Dune

Dune ★★★★½

Dieses gewaltige Gemälde zeichnet die Einzigkeit eines Sci-fi Epos, wie man es zuvor noch nie gesehen hat. Die Vision ist groß, die Informationen beinahe unübersichtlich, sodass genaues zuhören jeden belohnen wird, wobei jene welche die Vorlage genaustens kennen, darüber hinaus noch eindringlicher auf diesen Genuss stoßen werden. Villeneuve gelingt das atemberaubende Kunststück beide Parteien mit einzubeziehen, auch wenn er die volle Aufmerksamkeit des Zuschauers verlangt, um dieses Epos erfassen zu können.

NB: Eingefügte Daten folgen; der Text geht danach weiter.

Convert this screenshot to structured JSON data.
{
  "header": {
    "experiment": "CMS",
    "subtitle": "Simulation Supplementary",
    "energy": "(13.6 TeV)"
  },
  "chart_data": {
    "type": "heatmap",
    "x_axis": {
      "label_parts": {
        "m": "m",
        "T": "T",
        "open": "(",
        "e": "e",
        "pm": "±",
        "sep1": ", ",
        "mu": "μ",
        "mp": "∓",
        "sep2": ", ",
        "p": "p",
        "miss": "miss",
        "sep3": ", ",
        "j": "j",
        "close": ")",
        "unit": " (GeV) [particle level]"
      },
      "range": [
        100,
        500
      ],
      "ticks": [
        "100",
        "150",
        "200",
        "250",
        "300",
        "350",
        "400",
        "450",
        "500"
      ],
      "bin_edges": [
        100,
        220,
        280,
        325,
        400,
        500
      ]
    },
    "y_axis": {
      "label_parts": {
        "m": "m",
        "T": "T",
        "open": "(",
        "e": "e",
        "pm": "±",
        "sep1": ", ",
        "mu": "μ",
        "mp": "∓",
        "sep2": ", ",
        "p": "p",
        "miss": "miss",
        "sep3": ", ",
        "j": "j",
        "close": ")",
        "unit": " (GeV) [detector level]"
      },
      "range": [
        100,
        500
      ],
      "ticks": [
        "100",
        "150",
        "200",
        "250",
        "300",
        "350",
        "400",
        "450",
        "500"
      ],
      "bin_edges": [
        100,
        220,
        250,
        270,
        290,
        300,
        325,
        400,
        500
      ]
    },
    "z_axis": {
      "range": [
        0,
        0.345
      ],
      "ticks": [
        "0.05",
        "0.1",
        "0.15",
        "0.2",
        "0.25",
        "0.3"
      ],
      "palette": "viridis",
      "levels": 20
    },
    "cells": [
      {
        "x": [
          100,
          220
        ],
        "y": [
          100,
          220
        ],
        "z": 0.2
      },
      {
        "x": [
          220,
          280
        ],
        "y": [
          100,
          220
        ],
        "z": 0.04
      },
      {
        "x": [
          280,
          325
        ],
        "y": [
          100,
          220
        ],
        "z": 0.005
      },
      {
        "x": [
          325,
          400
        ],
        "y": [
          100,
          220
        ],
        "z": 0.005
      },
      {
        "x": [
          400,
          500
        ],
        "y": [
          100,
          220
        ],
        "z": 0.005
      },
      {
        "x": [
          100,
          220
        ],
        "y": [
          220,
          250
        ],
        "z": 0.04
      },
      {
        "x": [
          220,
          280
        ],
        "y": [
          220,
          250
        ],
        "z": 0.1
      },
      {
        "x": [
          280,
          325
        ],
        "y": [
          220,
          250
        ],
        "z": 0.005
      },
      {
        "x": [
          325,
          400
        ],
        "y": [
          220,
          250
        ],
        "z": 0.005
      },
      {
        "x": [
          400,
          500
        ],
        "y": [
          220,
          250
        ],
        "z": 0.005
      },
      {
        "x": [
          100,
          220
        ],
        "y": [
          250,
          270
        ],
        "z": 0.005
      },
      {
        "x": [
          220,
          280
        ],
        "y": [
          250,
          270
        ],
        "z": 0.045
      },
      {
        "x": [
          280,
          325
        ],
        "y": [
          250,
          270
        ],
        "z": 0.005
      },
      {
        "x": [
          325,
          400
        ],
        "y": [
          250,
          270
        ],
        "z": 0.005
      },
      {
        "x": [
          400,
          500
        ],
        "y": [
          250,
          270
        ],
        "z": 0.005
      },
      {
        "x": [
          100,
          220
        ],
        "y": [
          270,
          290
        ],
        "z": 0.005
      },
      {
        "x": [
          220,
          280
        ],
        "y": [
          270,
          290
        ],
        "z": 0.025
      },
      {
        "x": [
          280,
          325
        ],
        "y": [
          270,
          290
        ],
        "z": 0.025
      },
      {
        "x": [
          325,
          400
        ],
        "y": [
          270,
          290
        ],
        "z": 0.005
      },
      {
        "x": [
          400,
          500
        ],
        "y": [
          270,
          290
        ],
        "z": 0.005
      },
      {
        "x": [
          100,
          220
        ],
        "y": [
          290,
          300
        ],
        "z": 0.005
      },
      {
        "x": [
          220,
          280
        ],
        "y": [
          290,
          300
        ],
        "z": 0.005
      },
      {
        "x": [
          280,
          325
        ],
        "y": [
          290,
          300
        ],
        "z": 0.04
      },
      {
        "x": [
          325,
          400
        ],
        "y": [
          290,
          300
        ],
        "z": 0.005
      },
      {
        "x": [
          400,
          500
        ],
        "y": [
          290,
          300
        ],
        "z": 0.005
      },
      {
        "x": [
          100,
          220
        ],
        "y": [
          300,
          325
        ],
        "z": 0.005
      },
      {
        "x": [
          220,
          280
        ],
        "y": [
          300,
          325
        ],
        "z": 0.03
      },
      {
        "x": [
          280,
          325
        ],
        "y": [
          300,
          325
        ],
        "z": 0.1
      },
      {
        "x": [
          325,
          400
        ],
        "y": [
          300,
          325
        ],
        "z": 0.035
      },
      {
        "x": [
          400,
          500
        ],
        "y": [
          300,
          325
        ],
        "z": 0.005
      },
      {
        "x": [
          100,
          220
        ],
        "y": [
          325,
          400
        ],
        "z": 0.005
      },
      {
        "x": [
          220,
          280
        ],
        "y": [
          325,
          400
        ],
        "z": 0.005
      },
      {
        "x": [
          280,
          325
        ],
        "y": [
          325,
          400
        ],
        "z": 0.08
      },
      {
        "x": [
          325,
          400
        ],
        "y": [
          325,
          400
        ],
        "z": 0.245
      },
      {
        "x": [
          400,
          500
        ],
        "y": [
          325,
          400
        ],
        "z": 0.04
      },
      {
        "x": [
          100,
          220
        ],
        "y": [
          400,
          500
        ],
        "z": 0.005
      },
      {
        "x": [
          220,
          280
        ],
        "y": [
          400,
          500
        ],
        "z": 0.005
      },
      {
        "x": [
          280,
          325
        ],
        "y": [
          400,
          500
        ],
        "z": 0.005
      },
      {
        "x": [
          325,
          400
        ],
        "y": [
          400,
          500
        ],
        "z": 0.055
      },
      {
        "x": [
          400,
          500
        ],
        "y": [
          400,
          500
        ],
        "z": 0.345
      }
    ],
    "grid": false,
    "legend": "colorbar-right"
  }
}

Denn die Handlung bewegt sich keinesfalls zwischen den generischen Gefilden, sondern vereint Raum und Zeit, durch Träume und Visionen, zu der tragischen Rolle seines Protagonisten. Die Welt dreht sich um ihn, und die Zeit läuft immer weiter, strömt durch seinen Kopf, auf unterschiedlichen Wegen entlang, in denen er sogar die Möglichkeiten seines Todes entdeckt. Doch dabei ist er nur ein Produkt, ein Messias für einen Aberglauben, der seit mehreren Jahrtausenden über verschiedene Bevölkerungsschichten hinweg verbreitet wurde. Dennoch ist der Weg, die Hoffnung für diese Menschen und sie Glauben daran, glauben an die Legenden.

Doch dazwischen befindet sich eigentlich nur ein Junge, der aber wie eine perfekte menschliche Maschine zu agieren scheint und sogar noch darüber hinaus erwachsen kann, über Fähigkeiten, die ihm selber fremd sind. Dadurch beginnt er mit sich selbst zu hadern, weil er Träume und Visionen sieht, unter denen er sich selbst nicht mehr wiederfinden kann. Seine Welt, seine Realität scheint für ihn zusammenbrechen, indem er die Vergangenheit und Zukunft, nicht nur von sich selber erkennt.

Das Produktionsdesign ist gigantisch und der Sound von Hanz Zimmer dynamisch, donnernd, fast flehend, schlichtweg von brutaler Gewaltigkeit, um nicht nur die Häuser in ihrer Tragweite bedrohlich erscheinen zu lassen, sondern auch die Bevölkerung mit orientalischen Schwingen, und den Kult der Bene Gesserit mit einem Geflüster aus Stimmen zu zeichnen, was sich zu etwas einzigartigem ergibt.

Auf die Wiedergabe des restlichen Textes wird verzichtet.